Quem nunca assistiu um filme que o fez ficar reflexivo sobre sua vida? Além de servirem ao espetáculo, determinados filmes retratam histórias, problemáticas, reflexões e saberes que podem servir para se refletir sobre diversos campos do saber científico e suas práticas, como é o caso da Educação. É com esses entendimentos que analisaremos o filme O sorriso de Monalisa de 2003.
Dirigido por Mike Newell, a película conta a história de Khaterine Watson (interpretada por Julia Roberts), uma professora de História da Arte que consegue ser empregada numa renomada escola americana, a Wellesley, onde estudam as filhas de abastados membros da sociedade. A nova docente não se satisfaz com a instituição, que é altamente tradicionalista e conservadora, e luta na sua prática docente para alterá-la.

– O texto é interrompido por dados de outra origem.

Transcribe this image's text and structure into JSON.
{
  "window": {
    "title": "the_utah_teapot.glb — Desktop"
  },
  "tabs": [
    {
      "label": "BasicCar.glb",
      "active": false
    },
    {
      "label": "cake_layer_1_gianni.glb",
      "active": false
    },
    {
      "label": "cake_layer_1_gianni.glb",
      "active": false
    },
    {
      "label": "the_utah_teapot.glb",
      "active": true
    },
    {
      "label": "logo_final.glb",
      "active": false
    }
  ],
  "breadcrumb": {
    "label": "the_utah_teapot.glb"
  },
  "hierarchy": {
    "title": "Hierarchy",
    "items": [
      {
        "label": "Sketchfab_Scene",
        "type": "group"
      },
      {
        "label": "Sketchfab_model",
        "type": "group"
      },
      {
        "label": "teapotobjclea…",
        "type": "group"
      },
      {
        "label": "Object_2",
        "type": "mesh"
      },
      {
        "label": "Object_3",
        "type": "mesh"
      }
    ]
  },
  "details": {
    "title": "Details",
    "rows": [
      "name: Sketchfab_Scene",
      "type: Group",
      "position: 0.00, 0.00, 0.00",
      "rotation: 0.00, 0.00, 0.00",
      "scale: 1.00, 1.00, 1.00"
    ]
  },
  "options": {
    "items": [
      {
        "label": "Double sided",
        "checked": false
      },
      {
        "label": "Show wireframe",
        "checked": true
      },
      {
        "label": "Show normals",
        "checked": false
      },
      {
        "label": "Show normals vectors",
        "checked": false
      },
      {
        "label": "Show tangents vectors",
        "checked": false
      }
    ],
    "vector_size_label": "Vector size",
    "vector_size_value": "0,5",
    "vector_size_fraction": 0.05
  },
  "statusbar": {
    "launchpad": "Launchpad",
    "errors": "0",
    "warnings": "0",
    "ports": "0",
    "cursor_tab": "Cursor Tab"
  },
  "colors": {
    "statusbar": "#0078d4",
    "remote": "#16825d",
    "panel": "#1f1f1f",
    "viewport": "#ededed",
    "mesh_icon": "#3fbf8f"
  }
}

É fundamental atentarmos na ênfase que é dada aos indivíduos na trama como sujeitos históricos, especialmente à professora, algo somente possível por estarmos numa época em que os indivíduos são reconhecidos e enfatizados como sujeitos capazes de alterar, mesmo que pouco, a realidade, desafiando o sistema vigente. Quando essa película estava sendo produzido, já existia uma tradição de filmes no meio cinematográfico que representaram professores que, enfrentando adversidades, modificaram a vida dos alunos e sua percepção da realidade, como, por exemplo, os filmes A Sociedade dos Poetas Mortos (1989) e Ao Mestre Com Carinho (1967).
O filme enfatiza até mesmo discursivamente o contraste da professora (indivíduo) com a escola (instituição) quando a narradora da história (a aluna Elizabeth Warren) fala "Essa boêmia da Califórnia estava a caminho da escola mais conservadora do país" (1:50-1:56). A docente é enfatizada em tal narrativa como uma alienígena frente à sua nova instituição de ensino pela escolha dos roteiristas (que são Lawrence Konner e Mark Rosenthal) em colocar a personagem como californiana, visto que o estado da Califórnia, o mais rico dos Estados Unidos, é pertencence ao Sun Belt, cinturão tecnológico que é a região que mais exprime a marca do novo e do jovem no país. Como bem nos revela implicitamente a narradora, o filme tem como combustível entre o velho e o novo, entre o ensino tradicional e o progressista (contemporâneo). O ensino fornecido pela protagonista a suas alunas mostra-nos tal confronto, visto que ela tenta valorizar a arte contemporânea em detrimento da arte sacralizada pelas academias de belas-artes e pelos seus pares docentes.
Apesar de ser uma ficção, existem muitas escolas como a que é retratada na trama. Essas instituições são frutos da sociedade capitalista, visto que, como bem ponderou José Carlos Libâneo, " [...] {a ação de aprender} expressa finalidades e exigências a prática social, ao mesmo tempo que se subordina a condições concretas postas pela mesma prática social" (LIBÂNEO, 1994, p. 56).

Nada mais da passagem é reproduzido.